UNESCO World Heritage Sites in Venetia – PART 1
True, I may have a slight tendency to use superlatives when I write, talk or dream about Italy. Superlatives which, however, needless to say, are always well-founded and fully justified!
Here is another verifiable superlative which I’d like to expand upon today in this article: Italy is home to the greatest number of “World Heritage Sites” to date, with 47 sites inscribed on a list totalling 962 entries.
A World Heritage site is a place – such as a building, monument, city or natural environment – that is listed by the UNESCO as of unique cultural or physical significance. And as I have just said, Italy has forty-seven of them, and in the Venice area alone, seven!
Last October, I spent a week in Vicenza with my sister and brother. We had not been travelling together since our teen years – time flies! We stayed in the hip apartment just under the roof of the magnificent Villa Valmarana, situated in the Vicenza hills and housing frescoes of a rare beauty by Giambattista Tiepolo and his son, Giandomenico.
During that week, my siblings and I decided to include in our holiday programme a visit to the five Italian World Heritage sites which were the closest to our Villa Valmarana base:
- the Botanical Garden of Padua
- the Patriarchal Basilica of Aquileia
- the City of Verona
- Venice and its lagoon
- and last but not least, the City of Vicenza and the Palladian Villas of the Veneto, considered by the UNESCO as one site. This week, I will tell you about the first two.
Founded in 1545 in Padua, the Orto Botanico is the oldest botanical garden in history. Its original layout has been preserved: a round central part surrounded by a ring of water and symbolizing the world. Its original purpose has not changed either: it is still a centre for scientific research in disciplines such as botany, chemistry, medicine and pharmacy.

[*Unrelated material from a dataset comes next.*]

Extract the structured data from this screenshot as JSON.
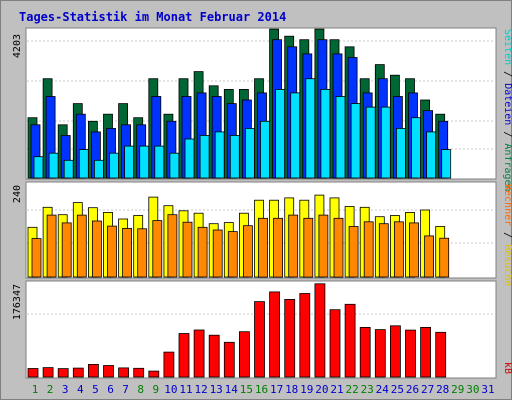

One of the reasons why the Orto Botanico has been listed as a World Heritage site by the UNESCO is that “it represents the birth of science, scientific exchanges and understanding of the relationship between nature and culture”.
After our visit to the garden – which we came out from enchanted, – my siblings and I stopped by this café on the central market square next to the amazing Palazzo della Ragione. There, sitting at the outdoor terrace, we took delight in the best paninis you can find with a glass of an excellent local white wine!
The next day, we drove to Aquileia, an ancient Roman town lying at the northern end of the Adriatic. In the 4th century A.D., Aquileia was one of the ten largest and wealthiest cities of the Roman Empire, before being conquered – and much diminished – by the Huns in the 5th century. Most of the ancient constructions still lie unexcavated beneath the present-day city, and that’s why Aquileia represents the greatest archaeological reserve of its kind in the world.
The Patriarchal Basilicaof Aquileia is one of the chief testimonies of the city’s past. Built in the 11th century and expanded in the 14th, it played a major role in the dissemination of Christian faith in the early Middle Ages.
The Basilica has an extraordinary floor made of a number of very old and enigmatic mosaics, full of references to esoteric cults. My sister, brother and I were particularly impressed by these.